Today the city has more than 1,000 technology companies, a direct legacy of Dell and its rising stock. Dell was to Austin what Hewlett Packard was to the Silicon Valley and Microsoft was to Seattle.

But Dell did more than help populate the hills along Loop 360 with sleek, low-hung, travertine office buildings housing these new tech companies. The people who worked for them had a work ethic and material tastes that were light years removed from the happy slackers of the old days. They drove BMWs, liked expensive meals, and bought large houses with backyard pizza ovens and negative edge pools. 

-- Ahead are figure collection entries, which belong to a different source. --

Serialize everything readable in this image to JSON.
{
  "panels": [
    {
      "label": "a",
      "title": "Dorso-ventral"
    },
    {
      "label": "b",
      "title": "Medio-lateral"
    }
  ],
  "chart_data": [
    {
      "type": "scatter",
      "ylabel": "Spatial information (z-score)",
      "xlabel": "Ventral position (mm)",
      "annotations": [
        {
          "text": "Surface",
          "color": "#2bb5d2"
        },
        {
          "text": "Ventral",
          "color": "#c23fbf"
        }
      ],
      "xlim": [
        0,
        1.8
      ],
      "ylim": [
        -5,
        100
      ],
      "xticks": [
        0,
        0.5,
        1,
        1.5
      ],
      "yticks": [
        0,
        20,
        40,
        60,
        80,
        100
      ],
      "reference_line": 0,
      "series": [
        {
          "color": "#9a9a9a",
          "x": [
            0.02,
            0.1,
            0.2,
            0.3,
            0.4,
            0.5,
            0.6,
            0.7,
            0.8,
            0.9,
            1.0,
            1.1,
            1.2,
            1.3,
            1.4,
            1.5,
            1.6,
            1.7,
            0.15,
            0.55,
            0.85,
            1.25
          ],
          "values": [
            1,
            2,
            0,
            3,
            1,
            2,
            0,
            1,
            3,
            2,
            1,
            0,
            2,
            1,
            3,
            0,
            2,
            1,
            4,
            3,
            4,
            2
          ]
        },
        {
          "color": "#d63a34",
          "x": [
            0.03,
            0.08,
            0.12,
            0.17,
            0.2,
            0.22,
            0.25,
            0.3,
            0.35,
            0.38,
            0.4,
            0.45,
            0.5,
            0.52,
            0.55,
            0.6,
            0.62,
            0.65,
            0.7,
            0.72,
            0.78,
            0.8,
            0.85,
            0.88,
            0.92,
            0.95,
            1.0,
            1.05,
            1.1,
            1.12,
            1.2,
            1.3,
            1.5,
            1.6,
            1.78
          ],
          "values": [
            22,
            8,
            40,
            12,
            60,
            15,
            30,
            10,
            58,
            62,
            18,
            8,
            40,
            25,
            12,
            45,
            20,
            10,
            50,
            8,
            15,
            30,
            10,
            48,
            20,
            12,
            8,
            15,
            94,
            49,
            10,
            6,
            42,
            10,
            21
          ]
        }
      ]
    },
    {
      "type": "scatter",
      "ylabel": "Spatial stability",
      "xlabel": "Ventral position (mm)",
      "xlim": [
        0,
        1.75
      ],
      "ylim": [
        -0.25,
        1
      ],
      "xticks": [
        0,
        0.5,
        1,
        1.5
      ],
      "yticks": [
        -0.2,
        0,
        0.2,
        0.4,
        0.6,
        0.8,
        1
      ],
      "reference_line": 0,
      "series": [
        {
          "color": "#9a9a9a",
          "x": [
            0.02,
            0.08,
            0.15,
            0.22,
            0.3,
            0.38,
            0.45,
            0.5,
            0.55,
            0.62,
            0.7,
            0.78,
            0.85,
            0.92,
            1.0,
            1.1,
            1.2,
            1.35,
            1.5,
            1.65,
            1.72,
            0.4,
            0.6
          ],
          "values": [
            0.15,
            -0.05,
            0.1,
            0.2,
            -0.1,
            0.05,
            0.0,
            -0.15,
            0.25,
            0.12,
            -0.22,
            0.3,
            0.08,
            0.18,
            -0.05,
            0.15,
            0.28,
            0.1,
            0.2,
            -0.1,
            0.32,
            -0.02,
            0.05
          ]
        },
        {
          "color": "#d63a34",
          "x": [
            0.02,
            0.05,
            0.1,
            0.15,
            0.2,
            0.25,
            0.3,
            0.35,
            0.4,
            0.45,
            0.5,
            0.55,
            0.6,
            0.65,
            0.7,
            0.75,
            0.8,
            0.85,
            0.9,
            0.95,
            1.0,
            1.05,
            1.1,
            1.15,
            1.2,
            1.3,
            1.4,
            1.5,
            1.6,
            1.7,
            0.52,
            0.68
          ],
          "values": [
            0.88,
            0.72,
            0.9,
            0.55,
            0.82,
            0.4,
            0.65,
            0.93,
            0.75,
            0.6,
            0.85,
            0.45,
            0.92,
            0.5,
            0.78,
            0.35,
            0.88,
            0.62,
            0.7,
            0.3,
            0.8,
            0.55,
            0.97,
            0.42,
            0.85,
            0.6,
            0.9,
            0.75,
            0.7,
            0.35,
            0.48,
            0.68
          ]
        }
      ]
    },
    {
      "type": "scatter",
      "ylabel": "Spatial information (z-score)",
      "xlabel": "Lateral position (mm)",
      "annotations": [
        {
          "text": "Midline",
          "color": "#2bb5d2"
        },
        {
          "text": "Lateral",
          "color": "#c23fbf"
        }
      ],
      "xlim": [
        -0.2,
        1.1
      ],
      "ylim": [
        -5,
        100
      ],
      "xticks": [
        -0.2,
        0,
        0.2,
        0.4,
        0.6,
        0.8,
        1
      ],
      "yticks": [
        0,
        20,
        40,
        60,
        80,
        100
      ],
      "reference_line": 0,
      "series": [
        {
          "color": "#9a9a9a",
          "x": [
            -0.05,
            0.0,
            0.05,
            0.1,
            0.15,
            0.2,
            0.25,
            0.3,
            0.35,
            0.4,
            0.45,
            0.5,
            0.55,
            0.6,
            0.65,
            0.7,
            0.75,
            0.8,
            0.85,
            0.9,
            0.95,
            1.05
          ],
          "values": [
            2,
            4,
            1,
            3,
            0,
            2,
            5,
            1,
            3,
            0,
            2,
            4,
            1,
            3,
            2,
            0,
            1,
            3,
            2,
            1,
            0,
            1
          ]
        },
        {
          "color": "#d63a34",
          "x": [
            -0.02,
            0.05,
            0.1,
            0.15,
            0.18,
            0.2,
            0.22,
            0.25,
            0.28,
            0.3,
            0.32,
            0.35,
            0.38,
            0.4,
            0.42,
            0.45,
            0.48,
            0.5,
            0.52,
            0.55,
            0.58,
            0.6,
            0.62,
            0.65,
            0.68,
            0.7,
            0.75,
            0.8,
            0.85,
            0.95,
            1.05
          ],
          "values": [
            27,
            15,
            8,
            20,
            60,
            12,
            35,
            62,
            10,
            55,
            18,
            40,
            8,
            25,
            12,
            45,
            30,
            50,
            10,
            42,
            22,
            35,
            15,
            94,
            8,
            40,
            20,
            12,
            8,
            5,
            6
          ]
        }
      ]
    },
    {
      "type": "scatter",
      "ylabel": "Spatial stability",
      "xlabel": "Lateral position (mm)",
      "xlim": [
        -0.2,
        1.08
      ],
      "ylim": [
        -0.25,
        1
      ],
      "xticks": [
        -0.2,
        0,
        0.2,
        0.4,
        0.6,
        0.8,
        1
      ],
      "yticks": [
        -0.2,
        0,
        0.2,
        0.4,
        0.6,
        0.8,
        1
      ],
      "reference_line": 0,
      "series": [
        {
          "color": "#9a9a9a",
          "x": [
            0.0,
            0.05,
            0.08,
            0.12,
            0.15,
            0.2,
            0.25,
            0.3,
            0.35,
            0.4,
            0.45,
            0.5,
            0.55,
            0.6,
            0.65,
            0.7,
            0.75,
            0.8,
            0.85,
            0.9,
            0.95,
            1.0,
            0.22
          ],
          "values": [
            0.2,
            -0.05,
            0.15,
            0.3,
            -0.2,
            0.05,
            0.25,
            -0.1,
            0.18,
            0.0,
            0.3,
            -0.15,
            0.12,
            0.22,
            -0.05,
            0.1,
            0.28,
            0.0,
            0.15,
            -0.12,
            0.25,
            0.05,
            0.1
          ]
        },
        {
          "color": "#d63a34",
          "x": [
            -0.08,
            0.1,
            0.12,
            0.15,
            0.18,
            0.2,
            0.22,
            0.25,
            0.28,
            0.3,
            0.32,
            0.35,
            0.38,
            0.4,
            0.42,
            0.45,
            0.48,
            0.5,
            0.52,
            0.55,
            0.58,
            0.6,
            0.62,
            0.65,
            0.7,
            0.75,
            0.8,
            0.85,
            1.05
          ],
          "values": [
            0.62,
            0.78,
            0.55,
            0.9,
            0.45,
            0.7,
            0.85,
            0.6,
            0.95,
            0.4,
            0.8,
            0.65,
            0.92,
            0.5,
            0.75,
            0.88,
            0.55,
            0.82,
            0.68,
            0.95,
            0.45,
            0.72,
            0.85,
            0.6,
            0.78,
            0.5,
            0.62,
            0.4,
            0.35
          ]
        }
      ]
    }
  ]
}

They were also unapologetically nouveaux riches in a city that had virtually no old-line, established philanthropic class. They thus stepped into a cultural vacuum which they proceeded, with amazing speed, to fill. It was Dell moneyand massive amounts of it, in the hands of people like former CFO Tom Meredith, former CEO Kevin Rollins, former Vice Chair Mort Topfer, and former Dell marketing exec Ben Bentzinthat was behind the wave of new cultural institutions in Austin. These included: The Long Center, Ballet Austin, Austin Lyric Opera, the Blanton Art Museum, Arts Center Stage, Austin Children’s Museum, and the Wildflower Center. The most recent evidence of this is the stunning new, blue-clad “Topfer Theater at Zach” just south of the river. Mort Topfer, moreover, has given more the $100 million to organizations in central Texas. Then there was Michael Dell himself, who accounted for the Dell Children’s Medical Center, the Dell Jewish Community Center, and the new UT Medical school (a recent $50 million donation). He has also given to the Blanton, the Long Center, the Children’s Museum, and a long list of other local causes.

So the next time you hear bad news about Dell, remember the good old days when there was nothing but high tide, green grass, and the endless upward spiral of profits. And consider that, while, Dell’s stock may be going away, the city that it helped shape is not.